Looking at Subtle but Important Interventions
High on the list of priorities for Sam, his family and the team, was to minimize the appearance of disability. Not out of vanity, but because it was important that people see Sam and his intellect first—not his deficits. “This was a key piece for Sam to return to his world,” says Michael, “and an important part of his quality of life. We didn’t want to settle for ‘just good enough.’ It wasn’t good enough that he could just speak; we wanted him to speak articulately so that everyone could clearly understand him. It wasn’t good enough that he could move, we wanted him to move without tics or distracting mannerisms.” Adds Barrett, “We’re looking at the quality of his movement and how it transfers to the big picture. We continually ask ourselves ‘how normal does he look in public?’ Another Rehab Without Walls® priority is the emotional stability of the family. In this case, the family was extraordinary but the stress of dealing with their medically fragile son and the day-to-day challenges of his treatment took its toll. The team brought a psychologist on board so the family could learn new coping skills. “Supporting the patient and family during these times cannot be underestimated,” says Mandley. “The stresses on them can be crushing, and the usual ways in which they deal with a crisis may simply not be enough. The family’s ability to support the patient can be the foundation for rehabilitation.”
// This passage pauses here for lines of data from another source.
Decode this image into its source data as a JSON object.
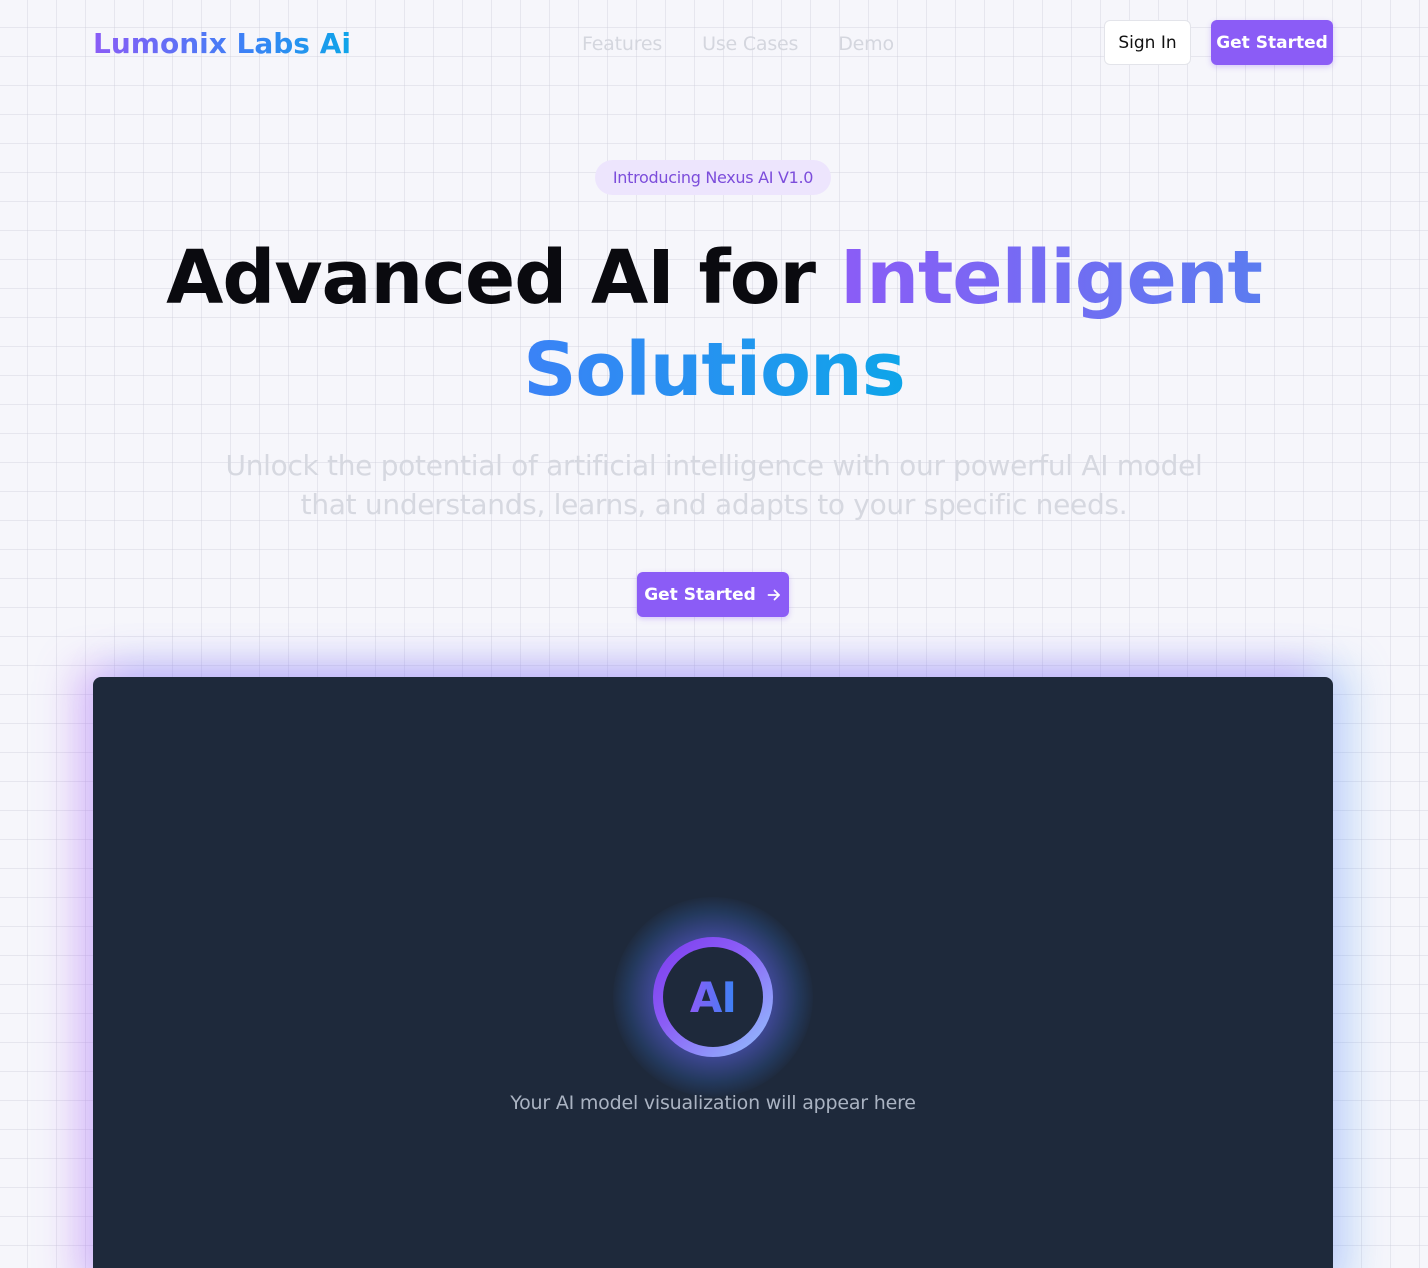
{
  "header": {
    "logo": "Lumonix Labs Ai",
    "nav": [
      "Features",
      "Use Cases",
      "Demo"
    ],
    "sign_in": "Sign In",
    "get_started": "Get Started"
  },
  "hero": {
    "badge": "Introducing Nexus AI V1.0",
    "headline_plain": "Advanced AI for ",
    "headline_grad1": "Intelligent",
    "headline_grad2": "Solutions",
    "subtitle": "Unlock the potential of artificial intelligence with our powerful AI model that understands, learns, and adapts to your specific needs.",
    "cta": "Get Started",
    "cta_icon": "arrow-right-icon"
  },
  "panel": {
    "orb_label": "AI",
    "caption": "Your AI model visualization will appear here"
  },
  "colors": {
    "accent": "#8b5cf6",
    "accent_blue": "#3b82f6",
    "panel_bg": "#1e293b"
  }
}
Driving Each Part Toward the Whole
In this case, progress has continued on an upward trajectory, with no plateaus. More typically, patients will reach their goals and start to plateau. At that point, the rehabilitative gains become minimal and the team begins to taper treatment toward discharge. Sam, however, has continued to achieve functional goals and move on to new ones, so the team has remained in place. “We’ve followed the lead of Sam and his family and have not set restrictions or limitations on him—despite the poor prognosis his doctors offered. There’s no reason why he can’t go back to school and become gainfully employed,” says Michael. “Each of us both together and apart is doing everything we can to make that happen.”